Una persona incondicional

Difícil no caer rendido a sus virtudes desde el primer día. Es de esas personas buenas por naturaleza, de las pocas que te encuentras en la vida, que lo da todo desde el primer momento sin pedir nada ni esperar nada a cambio.


Nos conocimos como no quiere la cosa un día de montería en un lugar perdido de Guadalajara y un frio del carajo. Anteriormente habíamos hablado, pero no nos habíamos visto nunca en persona. Aún recuerdo su apretón de manos, un apretón de esos de verdad, de lo que te dicen sin hablar «aquí estoy y lo que necesites de mí solo tienes que decírmelo». Desde ese mismo día hemos compartido muchas jornadas de caza, donde lo menos importante era el resultado final de la percha, pero hoy me quiero centrar en lo vivido junto a él los últimos meses.

Todo empezó como quien no quiere la cosa (algo que se ha convertido en algo habitual entre nosotros), la pantalla de mi móvil se encendió una mañana de esas de trabajo que lo único que te anima es pensar cuando saldrás al campo. José La Gacela se podía ver en este invento infernal, una sonrisa tonta se me escapó y un pensamiento —este está enfermo, llamándome a las 8:30 de la mañana entre diario…—. Como siempre al descolgar el teléfono fue un torbellino de energía, sus palabras se empujaban unas a otras pareciendo cuando en el colegio le decíamos al profe una lección mal aprendía, solo las pude ordenar en cuanto escuché: «ya tenemos los permisos».

Por fin ya eran nuestros los permisos para las esperas, llevaba José trabajando en ello un montón de tiempo y, sobre todo, dejándose su saber en la preparación de la finca, estaba como un niño con zapatos nuevos, ya no sabía si hablaba con mi amigo o con mi hijo.
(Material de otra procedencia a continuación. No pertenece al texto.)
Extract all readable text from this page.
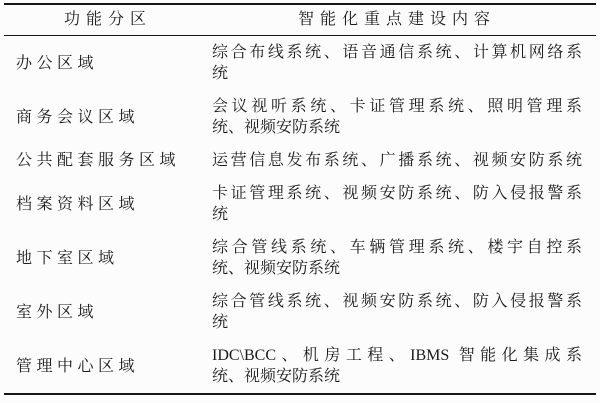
功能分区	智能化重点建设内容
办公区域
综合布线系统、语音通信系统、计算机网络系
统
商务会议区域
会议视听系统、卡证管理系统、照明管理系
统、视频安防系统
公共配套服务区域	运营信息发布系统、广播系统、视频安防系统
档案资料区域
卡证管理系统、视频安防系统、防入侵报警系
统
地下室区域
综合管线系统、车辆管理系统、楼宇自控系
统、视频安防系统
室外区域
综合管线系统、视频安防系统、防入侵报警系
统
管理中心区域
IDC\BCC、机房工程、IBMS 智能化集成系
统、视频安防系统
Sin más opción ya tenía preparada nuestra primera tarde noche de aguardo, el que susurra a los cochinos ya tenía programado hasta el mínimo detalle y yo con mil ilusiones puestas en esta finca. Parece mentira cómo una mierda de día en el trabajo puede cambiar de golpe con algo tan sencillo.

Pues ya estamos al lío, montado en mi coche camino de Ávila, imaginado el lance de mi vida contra el gran macareno, pensando cómo entraría, cuántas vueltas daría antes de cumplir en la plaza, rezando en silencio para que el aire fuera mi aliado en esta batalla, y sin darme cuenta mi coche ya cogía la calle de San Roque y se paraba en el número 8, delante de La Armería La Gacela, el negocio que José abrió en plena crisis enfrentándose a todas las crueles inclemencias que nos ha tocado vivir a los españoles.
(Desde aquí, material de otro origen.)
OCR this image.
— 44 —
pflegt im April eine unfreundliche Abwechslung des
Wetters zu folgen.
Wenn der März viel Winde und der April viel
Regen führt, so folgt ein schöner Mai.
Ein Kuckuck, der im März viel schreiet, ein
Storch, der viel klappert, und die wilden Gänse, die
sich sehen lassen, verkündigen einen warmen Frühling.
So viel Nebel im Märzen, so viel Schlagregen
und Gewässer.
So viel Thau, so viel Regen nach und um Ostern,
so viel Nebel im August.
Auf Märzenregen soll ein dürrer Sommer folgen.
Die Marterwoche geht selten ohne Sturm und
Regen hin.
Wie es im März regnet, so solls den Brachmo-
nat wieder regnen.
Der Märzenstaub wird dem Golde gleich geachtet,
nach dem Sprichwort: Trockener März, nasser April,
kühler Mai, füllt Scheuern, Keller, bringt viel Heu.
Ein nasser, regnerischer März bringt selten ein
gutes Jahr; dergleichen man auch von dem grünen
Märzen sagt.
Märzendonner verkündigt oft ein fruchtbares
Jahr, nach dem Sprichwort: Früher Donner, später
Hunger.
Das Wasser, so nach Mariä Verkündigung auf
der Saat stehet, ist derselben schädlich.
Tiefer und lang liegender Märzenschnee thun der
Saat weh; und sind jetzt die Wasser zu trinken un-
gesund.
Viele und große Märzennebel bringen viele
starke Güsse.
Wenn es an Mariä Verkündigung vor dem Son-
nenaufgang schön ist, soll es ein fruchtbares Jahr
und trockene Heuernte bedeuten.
No dio ni tiempo a que cerrara la puerta, cuando su abrazo de amigo me hacía saber que estaba en casa y con la misma fuerza que me abrazó, me separó: «¿Dónde está tu hijo? Que sea la última vez que vienes sin él». La verdad que se me hace raro salir al campo sin él, pero los últimos exámenes le tenían absorbido. Sin más dilaciones entramos en su querida armería, donde una vez más se me iban los ojos a todo lo bueno que tiene, me pasa siempre que voy, es un pequeño oasis para los amanes de la caza y la pesca en Ávila.

No tardamos mucho en poner rumbo a la finca y, en ese espacio de tiempo, ya me había instruido en todos los pormenores de lo que me sucedería esa tarde/noche… y una vez más, no se confundía.
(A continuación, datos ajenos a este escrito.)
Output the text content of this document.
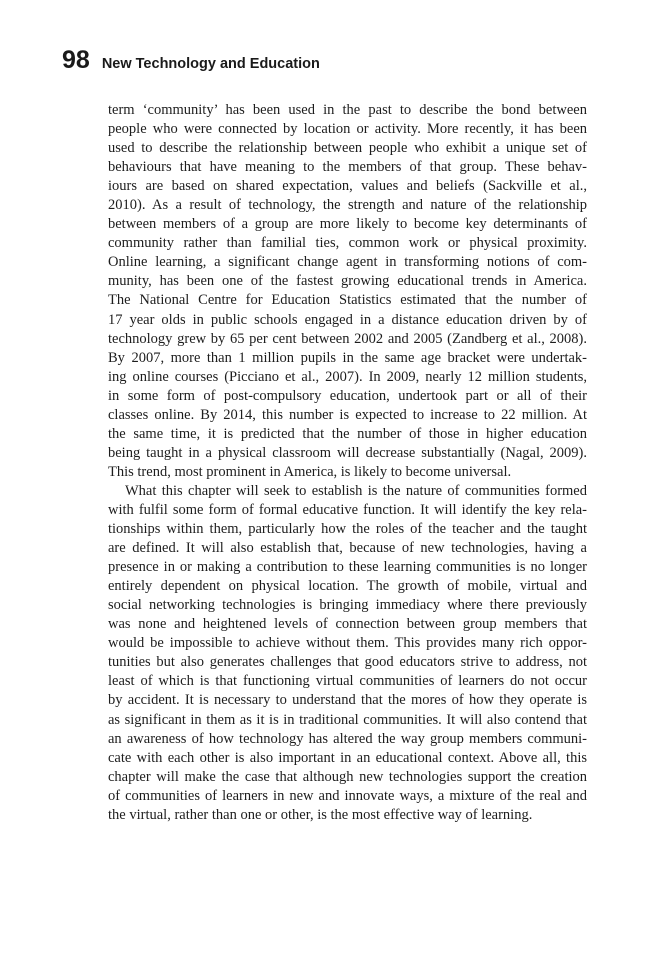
98 New Technology and Education
term ‘community’ has been used in the past to describe the bond between
people who were connected by location or activity. More recently, it has been
used to describe the relationship between people who exhibit a unique set of
behaviours that have meaning to the members of that group. These behav-
iours are based on shared expectation, values and beliefs (Sackville et al.,
2010). As a result of technology, the strength and nature of the relationship
between members of a group are more likely to become key determinants of
community rather than familial ties, common work or physical proximity.
Online learning, a significant change agent in transforming notions of com-
munity, has been one of the fastest growing educational trends in America.
The National Centre for Education Statistics estimated that the number of
17 year olds in public schools engaged in a distance education driven by of
technology grew by 65 per cent between 2002 and 2005 (Zandberg et al., 2008).
By 2007, more than 1 million pupils in the same age bracket were undertak-
ing online courses (Picciano et al., 2007). In 2009, nearly 12 million students,
in some form of post-compulsory education, undertook part or all of their
classes online. By 2014, this number is expected to increase to 22 million. At
the same time, it is predicted that the number of those in higher education
being taught in a physical classroom will decrease substantially (Nagal, 2009).
This trend, most prominent in America, is likely to become universal.
What this chapter will seek to establish is the nature of communities formed
with fulfil some form of formal educative function. It will identify the key rela-
tionships within them, particularly how the roles of the teacher and the taught
are defined. It will also establish that, because of new technologies, having a
presence in or making a contribution to these learning communities is no longer
entirely dependent on physical location. The growth of mobile, virtual and
social networking technologies is bringing immediacy where there previously
was none and heightened levels of connection between group members that
would be impossible to achieve without them. This provides many rich oppor-
tunities but also generates challenges that good educators strive to address, not
least of which is that functioning virtual communities of learners do not occur
by accident. It is necessary to understand that the mores of how they operate is
as significant in them as it is in traditional communities. It will also contend that
an awareness of how technology has altered the way group members communi-
cate with each other is also important in an educational context. Above all, this
chapter will make the case that although new technologies support the creation
of communities of learners in new and innovate ways, a mixture of the real and
the virtual, rather than one or other, is the most effective way of learning.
Me llevó directo al puesto que me había preparado, un sitio precioso. Por la derecha, una dehesa de encinar, por detrás, al igual que delante y a la derecha, un semimonte de encinas y jaras, me indicó donde estaba el cebadero y por donde podían entrar los cochinos, «por todos los sitios», a lo que le conteste que si era andaluz.

Y ahí estaba yo, en el campo, listo para cazar una de las modalidades que más me gustan. Comprobé la postura, coloqué como siempre todos mis trastos para tenerlos a mano sin hacer ruido, y no llevaba ni media hora en el puesto cuando escuché como si fuera una estampida. Gire mi cabeza hacia donde escuchaba el ruido y me quede sin palabras… más de 20 cochinos de todos los tamaños pasaban a escasos metros de mí, a plena luz del día y sin inmutarse de que estaba allí, directo al trabajo de tantos meses de mi amigo José. Estuvieron más de 30 minutos comiendo, peleándose, corriendo y yo solo podía disfrutar con mis prismáticos, ya que nada de lo que me entró era de mi gusto, pero ¡joder que felicidad!, y sin apretar el gatillo.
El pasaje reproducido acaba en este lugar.